La joven tras las rejas
Hace algunos meses que observo, cuando vengo de mi casa y me dirijo al trabajo en el parque, que en una casa rosada, ubicada por los alrededores de la Universidad, tras una enorme ventana enrejada, siempre aparece una bella muchacha. Es morena y de un cabello largo, color azabache. Suele tenerlo suelto y cubre casi toda su espalda. Se intuye amable, cariñosa. Pero existe algo que no puedo descifrar y es que, por lo menos cuatro veces al día, la observo, ya sea leyendo un libro, peinándose, o jugando con un pequeño gatito blanco. Los ojos, son de un negro profundísimo, grandes y de pestañas enormes, así como sus cejas. Pero mi incertidumbre nace en su mirada. Es inmensamente triste, dolorosa, despierta la sensación de un gran dolor, algo así como si estuviera distante. Su vida se me presenta sin alma, como un adorno de portal, en una tétrica ventana, llena de barrotes. Apenas aparenta diecinueve años, a lo sumo, pero su rostro refleja varios meses de tristeza. Pinto y yo la miramos disimuladamente, para que ella no descubra, que nos llama la atención; sin embargo, a veces pienso que ella sabe que la observamos.
Hoy pasamos más temprano que de costumbre, frente a su casa, y ahí estaba sentada en la ventana. La noté más triste y pálida que en días anteriores. Aceleré el paso y quité mi mirada de la ventana. Llegué, como de costumbre, al parque, a limpiar botas y como no había clientes me dediqué a jugar con Pinto, por los pasillos del lugar, cuando de pronto, escuché una conversación que tenían dos señoras. Platicaban amenamente, frente a la iglesia. Con disimulo me detuve cerca de ellas, para poder escuchar lo que decían y no aparecer como inoportuno. Esta fue su conversación:
-¿Quién iba a creer, Ana, que Lucía, con apenas diecinueve años, le iba a pasar lo que le ocurrió? Según pude averiguar, fue asaltada, al llegar a su casa, cuando trataba de abrir el garaje, para guardar su carrito. Dos hombres se le abalanzaron encima y la obligaron a montarse nuevamente en su carro y se la llevaron lejos de la ciudad de Heredia. Después la despojaron de sus escasas pertenencias, el salario que ese día le habían pagado en la fábrica, donde trabaja, en San Antonio de Belén, las pocas y baratas joyas que llevaba, el celular y sus documentos personales, además de su carro. La dejaron descalza, ahí por el estadio Saprissa. Pero lo más grave, según pude enterarme es que ambos maleantes, no contentos con robarle, la violaron.

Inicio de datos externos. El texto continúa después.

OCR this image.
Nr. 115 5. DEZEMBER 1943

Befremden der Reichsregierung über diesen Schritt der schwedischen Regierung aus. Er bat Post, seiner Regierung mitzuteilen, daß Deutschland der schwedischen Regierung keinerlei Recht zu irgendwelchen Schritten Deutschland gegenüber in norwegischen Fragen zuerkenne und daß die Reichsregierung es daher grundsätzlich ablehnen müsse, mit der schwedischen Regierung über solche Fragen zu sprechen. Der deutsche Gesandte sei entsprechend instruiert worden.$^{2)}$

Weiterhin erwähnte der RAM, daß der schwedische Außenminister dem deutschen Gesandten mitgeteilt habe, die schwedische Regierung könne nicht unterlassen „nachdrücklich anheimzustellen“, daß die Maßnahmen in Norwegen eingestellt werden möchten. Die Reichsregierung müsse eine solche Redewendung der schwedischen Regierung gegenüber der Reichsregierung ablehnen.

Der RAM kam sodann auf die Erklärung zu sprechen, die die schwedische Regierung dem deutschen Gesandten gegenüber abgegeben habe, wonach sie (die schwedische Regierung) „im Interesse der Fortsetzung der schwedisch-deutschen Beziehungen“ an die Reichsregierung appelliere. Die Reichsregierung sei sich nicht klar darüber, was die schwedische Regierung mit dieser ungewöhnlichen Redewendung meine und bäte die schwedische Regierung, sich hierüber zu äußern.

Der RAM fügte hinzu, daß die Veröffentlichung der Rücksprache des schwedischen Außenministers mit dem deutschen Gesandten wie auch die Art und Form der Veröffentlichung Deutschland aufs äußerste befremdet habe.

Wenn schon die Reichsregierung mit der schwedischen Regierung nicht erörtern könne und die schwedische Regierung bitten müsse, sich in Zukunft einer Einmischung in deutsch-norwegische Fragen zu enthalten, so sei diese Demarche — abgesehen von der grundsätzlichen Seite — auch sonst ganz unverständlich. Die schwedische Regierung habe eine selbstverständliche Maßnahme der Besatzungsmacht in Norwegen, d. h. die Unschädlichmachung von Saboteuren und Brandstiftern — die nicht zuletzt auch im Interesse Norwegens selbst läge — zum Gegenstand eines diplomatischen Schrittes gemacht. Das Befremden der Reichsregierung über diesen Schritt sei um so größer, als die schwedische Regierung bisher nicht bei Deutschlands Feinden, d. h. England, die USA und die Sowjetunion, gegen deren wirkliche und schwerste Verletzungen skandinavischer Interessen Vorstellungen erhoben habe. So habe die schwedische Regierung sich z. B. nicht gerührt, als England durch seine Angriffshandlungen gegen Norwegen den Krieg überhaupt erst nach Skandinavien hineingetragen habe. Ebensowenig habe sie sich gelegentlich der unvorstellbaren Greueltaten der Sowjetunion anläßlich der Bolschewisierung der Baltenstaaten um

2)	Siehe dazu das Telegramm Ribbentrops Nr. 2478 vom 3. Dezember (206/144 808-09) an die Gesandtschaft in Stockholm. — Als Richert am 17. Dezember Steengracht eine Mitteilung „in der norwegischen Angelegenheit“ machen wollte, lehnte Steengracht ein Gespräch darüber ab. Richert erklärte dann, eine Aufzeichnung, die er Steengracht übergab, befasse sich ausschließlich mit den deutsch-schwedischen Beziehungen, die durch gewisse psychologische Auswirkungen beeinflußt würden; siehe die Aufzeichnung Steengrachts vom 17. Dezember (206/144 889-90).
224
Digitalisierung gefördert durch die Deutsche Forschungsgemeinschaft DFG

Cuando oí eso no tuve ninguna duda de que se trataba de la joven de la ventana con barrotes. Ahora comprendía su enorme tristeza y soledad. No seguí escuchando más la conversación. Ese día no trabajé y me dediqué a deambular por la ciudad, ni siquiera fui a conversar con Ricardito. En la noche no pude dormir y menos escribir mi acostumbrado cuento.
A la mañana siguiente, un poco más tarde que de costumbre, salí con Pinto nuevamente a mi trabajo, y al pasar por la ventana de la casa rosada, la encontré cerrada. Extrañado di vueltas por el cuadrante, en busca de una respuesta, pero no la encontré, hasta que llegué al parque y me llamó la atención de que la iglesia estuviera llena de gente. Entonces le pregunté a unos amigos, que pasaban por ahí, qué sucedía y uno de ellos, fríamente me contestó:
-No te das cuenta de que es una misa de difuntos.
-Y, ¿quién murió?
-Una muchacha que hace unos meses asaltaron unos maleantes.